2. Zu diesem Verbot ist der Verordnungsgeber ermächtigt, weil es sich um ein Spielgerät mit Gewinnmöglichkeit handelt.


Tatbestand:

Der Antragsteller wandte sich gegen eine für sofort vollziehbar erklärte Anordnung, durch die ihm die Aufstellung und der Betrieb von Unterhaltungsspielgeräten (Fun-Games) untersagt worden ist, weil sie die in der Verfügung näher bezeichneten Voraussetzungen des § 6 a Sätze 1 und 2 SpielV erfüllten. Dazu zählen nach den behördlich getroffenen Feststellungen die Spielgeräte "Magic Games", "Asterix 10000", "Asterix", "Fun City", "Multi Game II" und "Bingo". Diese von der Physikalisch-Technischen-Bundesanstalt nicht zugelassenen oder sonst geprüften Geräte bieten die Möglichkeit, Punkte zu gewinnen, die die Spielzeit verlängern, und verfügen über eine sogenannte Risikotaste zur Chancenerhöhung. Das VG lehnte das Rechtsschutzgesuch ab. Das OVG wies die dagegen erhobene Beschwerde zurück.

Gründe:

1. Die Aufstellung und der Betrieb der Geräte sind nach § 6 a Satz 1 Buchst. a) SpielV (Fassung der Bekanntmachung vom 27.1.2006, BGBl I S. 280) verboten.

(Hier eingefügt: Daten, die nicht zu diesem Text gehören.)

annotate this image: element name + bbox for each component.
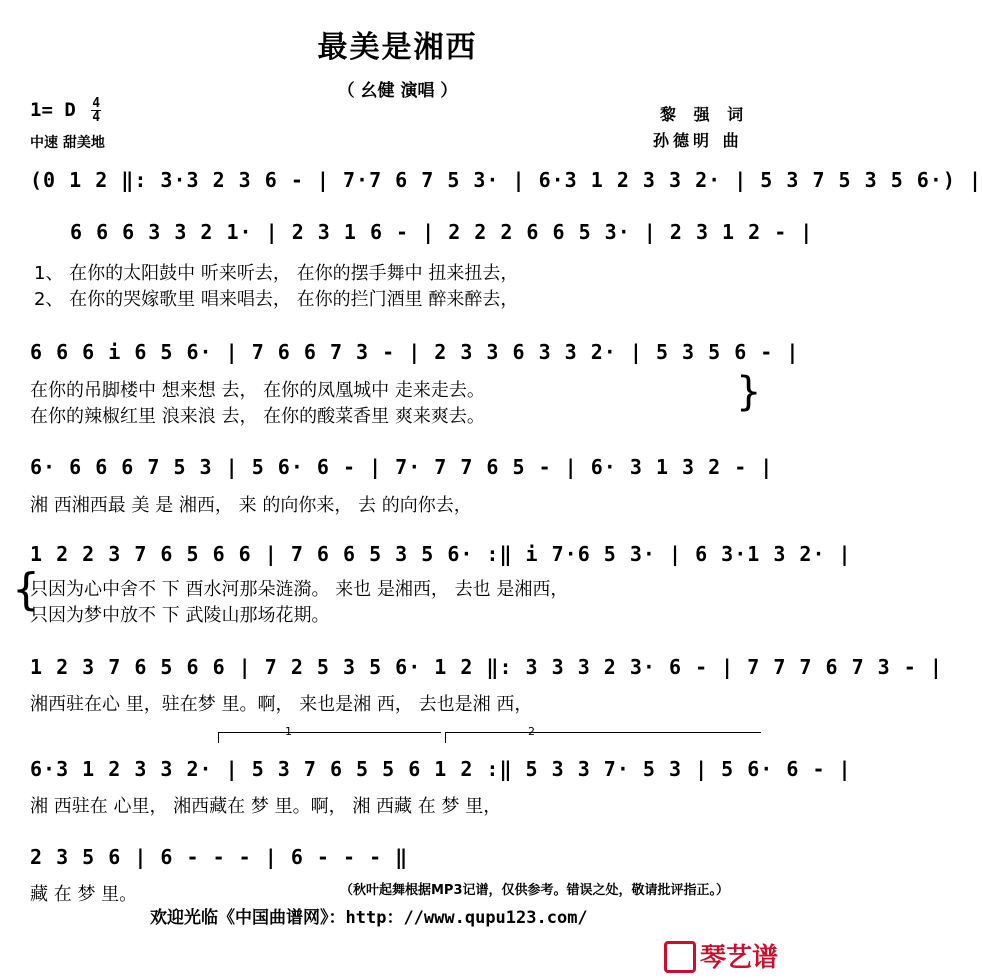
score-line-8-music: 2 3 5 6 | 6 - - - | 6 - - - ‖ xyxy=(30,845,409,869)
repeat-brace-right: } xyxy=(736,369,762,415)
composer-credit: 孙德明 曲 xyxy=(653,131,743,150)
score-line-2-lyrics-1: 1、 在你的太阳鼓中 听来听去， 在你的摆手舞中 扭来扭去， xyxy=(34,263,519,284)
score-line-3-lyrics-2: 在你的辣椒红里 浪来浪 去， 在你的酸菜香里 爽来爽去。 xyxy=(30,406,485,427)
performer-subtitle: （ 幺健 演唱 ） xyxy=(337,81,458,101)
page-title: 最美是湘西 xyxy=(317,30,478,65)
score-line-7-lyrics-1: 湘 西驻在 心里， 湘西藏在 梦 里。啊， 湘 西藏 在 梦 里， xyxy=(30,796,502,817)
key-label: 1= D xyxy=(30,99,76,121)
score-line-6-music: 1 2 3 7 6 5 6 6 | 7 2 5 3 5 6· 1 2 ‖: 3 3 3 2 3· 6 - | 7 7 7 6 7 3 - | xyxy=(30,655,943,679)
time-signature-bottom: 4 xyxy=(92,110,101,125)
lyricist-credit: 黎 强 词 xyxy=(660,105,750,124)
score-line-7-music: 6·3 1 2 3 3 2· | 5 3 7 6 5 5 6 1 2 :‖ 5 3 3 7· 5 3 | 5 6· 6 - | xyxy=(30,757,852,781)
score-line-1-music: (0 1 2 ‖: 3·3 2 3 6 - | 7·7 6 7 5 3· | 6·3 1 2 3 3 2· | 5 3 7 5 3 5 6·) | xyxy=(30,168,982,192)
score-line-5-lyrics-2: 只因为梦中放不 下 武陵山那场花期。 xyxy=(30,605,330,626)
score-line-8-lyrics-1: 藏 在 梦 里。 xyxy=(30,884,138,905)
volta-1-label: 1 xyxy=(285,725,292,738)
score-line-3-music: 6 6 6 i 6 5 6· | 7 6 6 7 3 - | 2 3 3 6 3 3 2· | 5 3 5 6 - | xyxy=(30,340,800,364)
time-signature xyxy=(91,97,101,124)
footer-website: 欢迎光临《中国曲谱网》：http：//www.qupu123.com/ xyxy=(150,908,588,928)
time-signature-top: 4 xyxy=(92,96,101,111)
score-line-2-music: 6 6 6 3 3 2 1· | 2 3 1 6 - | 2 2 2 6 6 5 3· | 2 3 1 2 - | xyxy=(70,220,814,244)
volta-bracket-2 xyxy=(445,725,761,743)
score-line-6-lyrics-1: 湘西驻在心 里，驻在梦 里。啊， 来也是湘 西， 去也是湘 西， xyxy=(30,694,533,715)
score-line-5-lyrics-1: 只因为心中舍不 下 酉水河那朵涟漪。 来也 是湘西， 去也 是湘西， xyxy=(30,579,569,600)
score-line-4-lyrics-1: 湘 西湘西最 美 是 湘西， 来 的向你来， 去 的向你去， xyxy=(30,495,472,516)
score-line-2-lyrics-2: 2、 在你的哭嫁歌里 唱来唱去， 在你的拦门酒里 醉来醉去， xyxy=(34,289,519,310)
repeat-brace-left: { xyxy=(12,564,40,615)
transcription-note: （秋叶起舞根据MP3记谱，仅供参考。错误之处，敬请批评指正。） xyxy=(340,883,730,898)
logo-icon xyxy=(664,941,696,973)
score-line-5-music: 1 2 2 3 7 6 5 6 6 | 7 6 6 5 3 5 6· :‖ i 7·6 5 3· | 6 3·1 3 2· | xyxy=(30,542,852,566)
volta-bracket-1 xyxy=(218,725,441,743)
score-line-3-lyrics-1: 在你的吊脚楼中 想来想 去， 在你的凤凰城中 走来走去。 xyxy=(30,380,485,401)
volta-2-label: 2 xyxy=(528,725,535,738)
key-signature xyxy=(30,97,101,124)
site-logo xyxy=(664,937,778,975)
score-line-4-music: 6· 6 6 6 7 5 3 | 5 6· 6 - | 7· 7 7 6 5 - | 6· 3 1 3 2 - | xyxy=(30,455,774,479)
tempo-marking: 中速 甜美地 xyxy=(30,135,105,151)
logo-text: 琴艺谱 xyxy=(700,943,779,973)
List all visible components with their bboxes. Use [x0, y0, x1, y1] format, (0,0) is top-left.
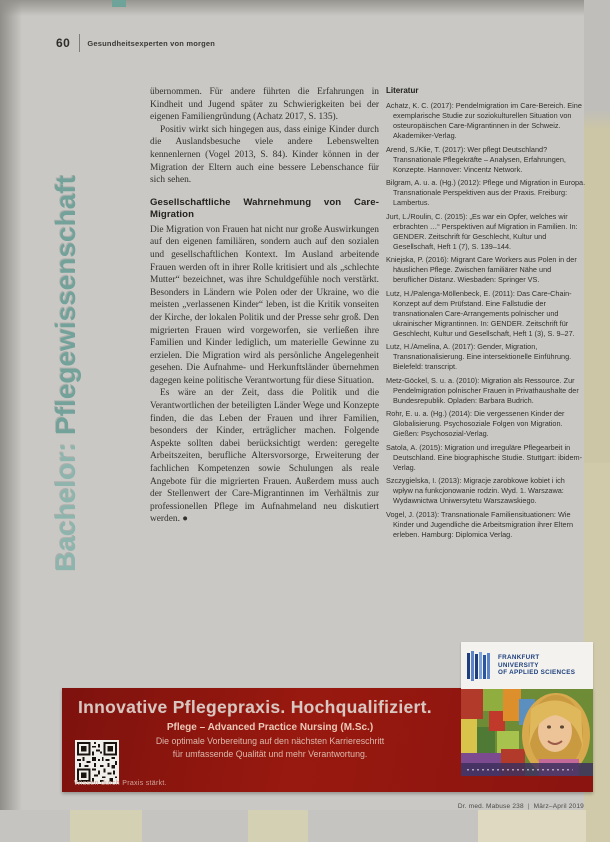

Die Vorschrift betrifft Spielgeräte, die keine Bauartzulassung oder Erlaubnis nach den §§ 4, 5, 13 oder 14 SpielV erhalten haben oder die keiner Erlaubnis nach § 5 a SpielV bedürfen. Diese Voraussetzungen sind bei den hier in Rede stehenden Spielgeräten erfüllt.

Ihre Aufstellung und ihr Betrieb sind gemäß § 6 a Satz 1 Buchst. a) SpielV verboten, weil sie als Gewinne Berechtigungen zum Weiterspielen anbieten.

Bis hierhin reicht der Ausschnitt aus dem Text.